UGANDA – Estimating abortion incidence among adolescents and differences in post-abortion care by age: a cross-sectional study of post-abortion care patients in Uganda

by Elizabeth A Sully, Lynn Atuyambe, Justine Bukenya, Hannah S Whitehead, Nakeisha Blades, Akinrinola Bankole

Contraception 2018; 98(6, December):510-16  https://doi.org/10.1016/j.contraception.2018.07.135

Abstract

Objectives: To provide the first estimate of adolescents’ abortion incidence in Uganda and to assess differences in the abortion experiences and morbidities of adolescent and non-adolescent post-abortion care (PAC) patients.

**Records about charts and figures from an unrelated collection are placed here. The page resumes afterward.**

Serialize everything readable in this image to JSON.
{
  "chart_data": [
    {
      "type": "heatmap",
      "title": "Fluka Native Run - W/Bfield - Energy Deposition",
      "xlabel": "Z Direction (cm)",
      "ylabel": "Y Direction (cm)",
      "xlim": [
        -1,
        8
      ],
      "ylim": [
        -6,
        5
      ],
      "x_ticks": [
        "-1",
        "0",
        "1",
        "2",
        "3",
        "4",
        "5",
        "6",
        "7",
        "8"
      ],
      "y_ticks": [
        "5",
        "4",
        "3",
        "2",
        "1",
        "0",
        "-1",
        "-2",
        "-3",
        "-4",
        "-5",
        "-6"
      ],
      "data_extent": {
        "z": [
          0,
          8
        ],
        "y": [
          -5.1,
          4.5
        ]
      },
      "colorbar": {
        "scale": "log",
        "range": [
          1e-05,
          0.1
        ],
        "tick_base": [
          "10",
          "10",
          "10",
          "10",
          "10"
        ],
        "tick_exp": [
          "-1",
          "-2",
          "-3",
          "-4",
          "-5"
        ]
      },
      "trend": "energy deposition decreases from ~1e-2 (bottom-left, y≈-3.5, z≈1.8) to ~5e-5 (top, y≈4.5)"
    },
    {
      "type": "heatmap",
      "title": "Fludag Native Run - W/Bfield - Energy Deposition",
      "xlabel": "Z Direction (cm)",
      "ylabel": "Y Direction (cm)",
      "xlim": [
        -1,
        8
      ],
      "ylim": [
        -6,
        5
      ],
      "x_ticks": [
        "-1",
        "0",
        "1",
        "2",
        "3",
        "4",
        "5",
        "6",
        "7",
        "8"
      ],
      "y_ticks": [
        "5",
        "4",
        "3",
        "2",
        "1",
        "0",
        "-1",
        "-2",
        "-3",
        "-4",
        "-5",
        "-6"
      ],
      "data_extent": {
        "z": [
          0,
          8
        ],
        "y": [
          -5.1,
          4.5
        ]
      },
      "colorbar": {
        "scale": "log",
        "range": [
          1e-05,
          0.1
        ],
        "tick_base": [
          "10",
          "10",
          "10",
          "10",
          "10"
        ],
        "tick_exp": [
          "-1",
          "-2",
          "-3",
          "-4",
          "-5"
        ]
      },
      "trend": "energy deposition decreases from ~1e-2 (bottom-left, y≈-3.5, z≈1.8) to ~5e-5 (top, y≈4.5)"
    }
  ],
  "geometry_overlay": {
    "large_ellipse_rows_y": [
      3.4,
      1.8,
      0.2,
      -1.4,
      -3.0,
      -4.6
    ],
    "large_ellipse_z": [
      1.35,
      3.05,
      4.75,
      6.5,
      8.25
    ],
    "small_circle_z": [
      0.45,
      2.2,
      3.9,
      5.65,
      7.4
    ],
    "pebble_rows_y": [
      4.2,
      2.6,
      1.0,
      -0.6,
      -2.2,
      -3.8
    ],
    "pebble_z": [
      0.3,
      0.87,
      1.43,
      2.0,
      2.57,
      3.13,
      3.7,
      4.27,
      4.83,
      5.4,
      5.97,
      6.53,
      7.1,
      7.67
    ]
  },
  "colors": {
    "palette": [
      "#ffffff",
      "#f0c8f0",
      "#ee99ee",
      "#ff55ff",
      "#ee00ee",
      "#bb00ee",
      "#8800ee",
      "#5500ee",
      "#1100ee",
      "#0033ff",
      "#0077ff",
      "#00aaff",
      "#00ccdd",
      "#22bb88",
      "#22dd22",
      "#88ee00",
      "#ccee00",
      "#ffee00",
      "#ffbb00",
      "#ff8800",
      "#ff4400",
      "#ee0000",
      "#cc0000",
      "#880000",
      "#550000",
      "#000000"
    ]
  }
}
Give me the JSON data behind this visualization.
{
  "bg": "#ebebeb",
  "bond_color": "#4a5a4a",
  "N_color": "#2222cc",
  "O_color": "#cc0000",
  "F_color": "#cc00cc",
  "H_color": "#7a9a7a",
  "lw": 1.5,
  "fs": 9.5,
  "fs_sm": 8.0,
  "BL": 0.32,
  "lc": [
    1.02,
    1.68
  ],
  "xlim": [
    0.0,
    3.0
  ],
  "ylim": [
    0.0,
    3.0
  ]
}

Study design: We used the age-specific Abortion Incidence Complications Method, drawing from three surveys conducted in Uganda in 2013: a nationally representative Health Facilities Survey (n=418), a Health Professionals Survey (n=147) and a Prospective Morbidity Survey of PAC patients (n=2169). Multivariable logistic and Cox proportional hazard models were used to compare adolescent and nonadolescent PAC patients on dimensions including pregnancy intention, gestational age, abortion safety, delays to care, severity of complications and receipt of postabortion family planning. We included an interaction term between adolescents and marital status to assess heterogeneity among adolescents.

Results: Adolescent women have the lowest abortion rate among women less than 35 years of age (28.4 abortions per 1000 women 15–19) but the highest rate among recently sexually active women (76.1 abortions per 1000 women 15–19). We do not find that adolescents face greater disadvantages in their abortion care experiences as compared to older women. However, unmarried PAC patients, both adolescent and non-adolescent, have higher odds of experiencing severe complications than non-adolescent married women.

Conclusions: The high abortion rate among sexually active adolescents highlights the critical need to improve adolescent family planning in Uganda. Interventions to prevent unintended pregnancy and to reduce unsafe abortion may be particularly important for unmarried adolescents. Rather than treating adolescents as a homogenous group, we need to understand how marriage and other social factors shape reproductive health outcomes.

Implications: This paper provides the first estimate of the adolescent abortion rate in Uganda. Studies of adolescent abortion and reproductive health must account for sexual activity and marital status. Further, interventions to address unintended pregnancy and unsafe abortion among unmarried women of all ages in Africa should be a priority.